14 April 2008

Halfway Cookies

Another urge to bake satisfied by one of my older cookbooks, this one put out by the Junior League of Charleston, West Virginia. This cookbook was courtesy of my sister Anne. She got the old cookbook gene from my parents as well, and likes to share with me :)

This is (from what I can gather researching) an old recipe, many that people attribute to their family: aunts, grandmothers, parents. There's no explanation of the name, but I am guessing they are called Halfway Cookies because they are half-way like a chocolate-chip cookie. It's a basic bar recipe dressed up a bit – a nice sweet cookie-like base, with a speckled chocolate layer and a baked meringue topping.

My topping baked into the bars, but I think I did not beat them long enough, so recommend that for any future users (the original recipe just said "beat together whites and brown sugar and spread over chocolate; gotta love those older recipes). These bars are sweet sweet sweet, I will warn you! I used half bittersweet chocolate for my chocolate layer, and wish I would have used all bittersweet.

Halfway Cookies
(adapted from Mountain Measures, 1974, by the Junior League of Charleston, West Virginia)

2 c. flour
1/4 tsp. salt
1/4 tsp. baking soda
1 tsp. baking powder
1/2 c. butter, at room temperature
1/2 c. granulated sugar
1 1/2 c. brown sugar, separated
2 eggs, separated
1 Tbsp. water
1 tsp. vanilla
12 oz. milk or bittersweet chocolate, chopped into chunks/bits

Preheat oven to 350 F. Sift together flour, salt, soda, and baking powder in a medium-sized bowl. Set aside.
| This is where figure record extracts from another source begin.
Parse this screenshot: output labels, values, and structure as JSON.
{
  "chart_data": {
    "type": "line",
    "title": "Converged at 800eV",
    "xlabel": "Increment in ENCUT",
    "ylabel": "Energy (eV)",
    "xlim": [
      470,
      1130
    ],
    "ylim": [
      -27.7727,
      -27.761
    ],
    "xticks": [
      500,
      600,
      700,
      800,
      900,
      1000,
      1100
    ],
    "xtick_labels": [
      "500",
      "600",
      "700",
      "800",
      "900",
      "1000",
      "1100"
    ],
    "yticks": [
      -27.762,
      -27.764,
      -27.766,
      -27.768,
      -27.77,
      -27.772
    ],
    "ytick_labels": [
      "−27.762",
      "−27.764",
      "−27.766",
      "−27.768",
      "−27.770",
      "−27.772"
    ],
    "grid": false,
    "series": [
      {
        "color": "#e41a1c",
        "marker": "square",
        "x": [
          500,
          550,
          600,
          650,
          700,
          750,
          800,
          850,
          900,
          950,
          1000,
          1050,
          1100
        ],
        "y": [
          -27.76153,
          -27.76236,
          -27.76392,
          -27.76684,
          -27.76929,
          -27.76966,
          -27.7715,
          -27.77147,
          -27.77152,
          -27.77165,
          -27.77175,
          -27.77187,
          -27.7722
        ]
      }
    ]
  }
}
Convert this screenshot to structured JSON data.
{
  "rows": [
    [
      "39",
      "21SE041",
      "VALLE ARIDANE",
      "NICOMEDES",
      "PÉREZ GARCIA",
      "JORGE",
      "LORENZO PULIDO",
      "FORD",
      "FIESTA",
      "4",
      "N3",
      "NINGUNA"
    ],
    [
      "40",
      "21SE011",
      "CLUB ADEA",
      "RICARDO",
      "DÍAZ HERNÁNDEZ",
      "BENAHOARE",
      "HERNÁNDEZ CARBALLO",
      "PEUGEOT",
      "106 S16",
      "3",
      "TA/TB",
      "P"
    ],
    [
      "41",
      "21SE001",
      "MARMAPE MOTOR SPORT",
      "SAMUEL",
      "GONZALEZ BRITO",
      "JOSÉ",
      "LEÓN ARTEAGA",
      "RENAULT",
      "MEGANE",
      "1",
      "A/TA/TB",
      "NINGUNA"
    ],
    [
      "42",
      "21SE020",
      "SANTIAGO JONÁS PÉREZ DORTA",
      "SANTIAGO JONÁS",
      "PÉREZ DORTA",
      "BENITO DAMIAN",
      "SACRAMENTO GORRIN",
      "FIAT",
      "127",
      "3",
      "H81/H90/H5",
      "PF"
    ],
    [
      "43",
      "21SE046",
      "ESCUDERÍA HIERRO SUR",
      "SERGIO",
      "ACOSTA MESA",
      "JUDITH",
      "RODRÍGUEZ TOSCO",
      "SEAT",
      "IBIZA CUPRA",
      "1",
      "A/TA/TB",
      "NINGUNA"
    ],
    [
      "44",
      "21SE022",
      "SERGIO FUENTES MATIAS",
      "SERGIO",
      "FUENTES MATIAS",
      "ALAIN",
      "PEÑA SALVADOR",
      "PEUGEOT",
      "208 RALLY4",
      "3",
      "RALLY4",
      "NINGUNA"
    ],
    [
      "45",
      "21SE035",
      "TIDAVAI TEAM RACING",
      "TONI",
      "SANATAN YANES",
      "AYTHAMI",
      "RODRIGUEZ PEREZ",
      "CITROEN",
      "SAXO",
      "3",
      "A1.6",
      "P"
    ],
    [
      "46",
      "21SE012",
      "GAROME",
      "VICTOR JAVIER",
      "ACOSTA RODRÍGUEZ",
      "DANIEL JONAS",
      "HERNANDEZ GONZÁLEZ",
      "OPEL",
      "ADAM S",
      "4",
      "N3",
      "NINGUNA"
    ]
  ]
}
In a large bowl, beat together the butter, granulated sugar, 1/2 cup brown sugar, beaten egg yolks, water, and vanilla. Add flour mixture. Spread in greased oblong pan, and sprinkle chocolate bits on top of this mixture.

Beat egg whites and mix with 1 cup brown sugar, to soft peak stage. Spread thinly on top of chocolate bits and cover completely with waxed paper, having it touch the egg-white mixture. Bake at 350 F for 20 to 25 minutes. Cut into squares when cool.


Anonymous said...

Was fun to see your post for Halfway Cookies today. Last week I posted a recipe for Mud Hen Bars on my blog - very similiar recipe except that my recipe calls for a layer of marshmallows along with the chocolate chips - same meringue topping. They are so good! The marshmallows make them nice and gooey

Ginny said...

Delicious! Looks great! :)

Mansi said...

that looks divine!:)

Anonymous said...

I love old community cookbooks! This recipe looks great. And the photo with the tea towel is very well-composed. :)

Patricia Scarpin said...

For a cookie crazy like me, these are a must, Nemmie - they look so delicious!

Anonymous said...

What a genius idea! That's like 8 delicious desserts in one. It looks sooo yummy, like a gooey pile of sweetness.

Deborah said...

What fun cookies! I love old cookbooks, although I don't have very many. They are always fun to look through, though!

Susan from Food Blogga said...

What an interesting cookie name. I like your theory. No matter what the origin, they should look gobble-worthy. :)

Anonymous said...

spotted this recipe on tastespotting and made it them over the weekend. wow! they are fantastic! the best dessert i've ever baked. =) they break the boundaries of dessert genres, but are the ultimate combination of them all! thanks! =)

CC11 said...

Just made these - really yummy.

JUD said...

Similar to my mother's Halfway cookies- and she said the name was cause the cost of the ingredients sent you half way to the poor house!